Generalised Anxiety Disorder
Benzodiazepines Treatment for Generalized Anxiety Disorder
The effectiveness of benzodiazepine in generalised anxiety has been well established.. This class of drugs represents the treatment of choice for limited generalised anxiety because of its rapid action and the effective reduction of insomnia and somatic/adrenergic symptoms. The BDZ treatment leads in 65% of the cases to a rapid response within one or two weeks. There is evidence that BDZs may be more effective on some specific symptoms, particularly the somatic symptoms of arousal existing of autonomic dysregulation. There should be somewhat less effect for the cluster of psychic symptoms, which includes apprehensive worry and irritability.
Several studies have shown that irritability may even worsen in conjunction with high-potency BDZs. It is also worth noting that subsyndromal depressive symptoms may predict a less favourable response to BDZs. Psychic symptoms may be more responsive to other drugs such as buspirone or imipramine.

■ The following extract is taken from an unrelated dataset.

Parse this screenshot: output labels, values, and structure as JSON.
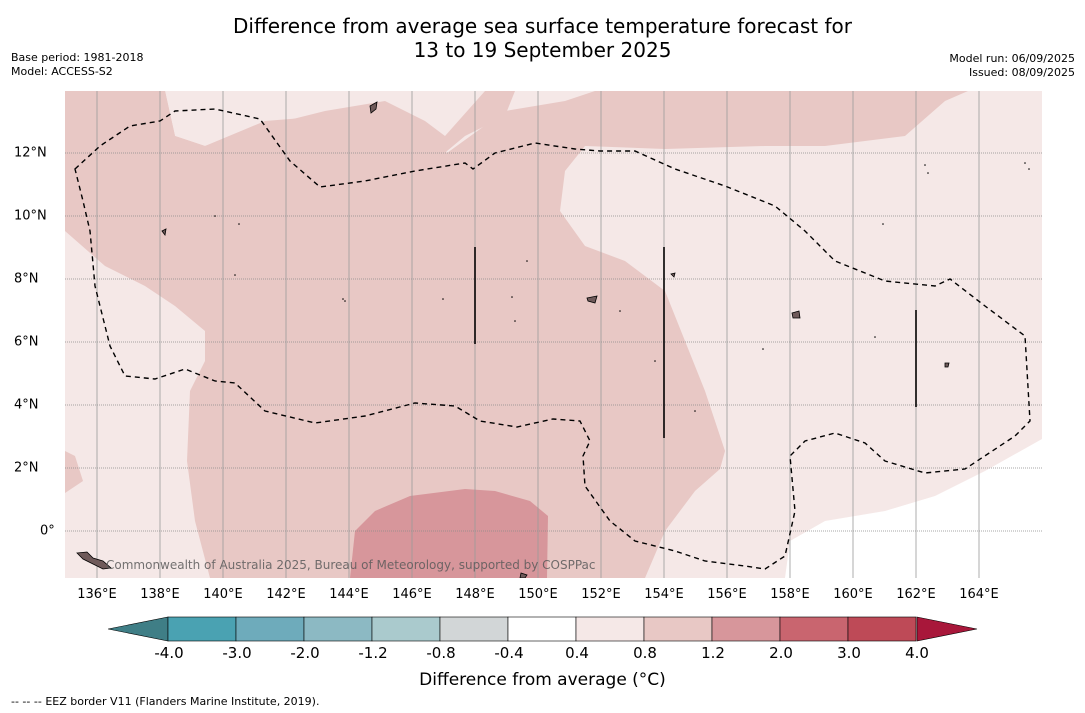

Overall, BDZs remain a widely used option for GAD. There is little doubt that this situation is influenced by a wide acceptance of both patients and practitioners, an overall excellent tolerance, and a rapid onset of action. However, there is a relative lack of well-controlled data to support continued benefits of BDZs over the long term in GAD. It has been estimated that approximately 70% of patients with GAD will respond well to adequate BDZ treatment, but within one year 65% will suffer from recurrences of symptomatology.
Another complicating factor is the changing concept of GAD. Since its first delineation in the DSM-III, the multiple revisions of the diagnostic criteria show a continued tendency to emphasisethe so-called psychic component to the detriment of the autonomic/somatic symptoms. The growing trend is to consider that the core of GAD lies in its being a‘‘cognitive’’ condition, mainly characterised by pathological worry and ruminations. Now we have noted that BDZs are believed to be relatively less effective on that component of the disorder, compared with the autonomic dysregulation. It is therefore less clear how effective BDZs will appear when GAD is defined according the latest criteria.
The use of BDZs includes a serious risk for physical dependence and a withdrawal reaction.
Factors predicting major difficulties in withdrawal are the following
- High anxiety and depression levels before treatment
- High dosage of BDZs
- The use of BDZs with a short half-life
- Current tobacco dependence
- History of recreational drugs use
- The presence of an axis II pathology
- A history of panic attacks
Rapid rate of BDZ taper.
The risks for physical dependence and withdrawal problems at the end of the treatment have resulted in a relative limitation of BDZ use. There are pharmacological alternatives to BDZs even though the effectiveness, feasibility and long-term effects of these alternatives have been less documented. A treatment with buspirone or an antidepressant may be a good choice.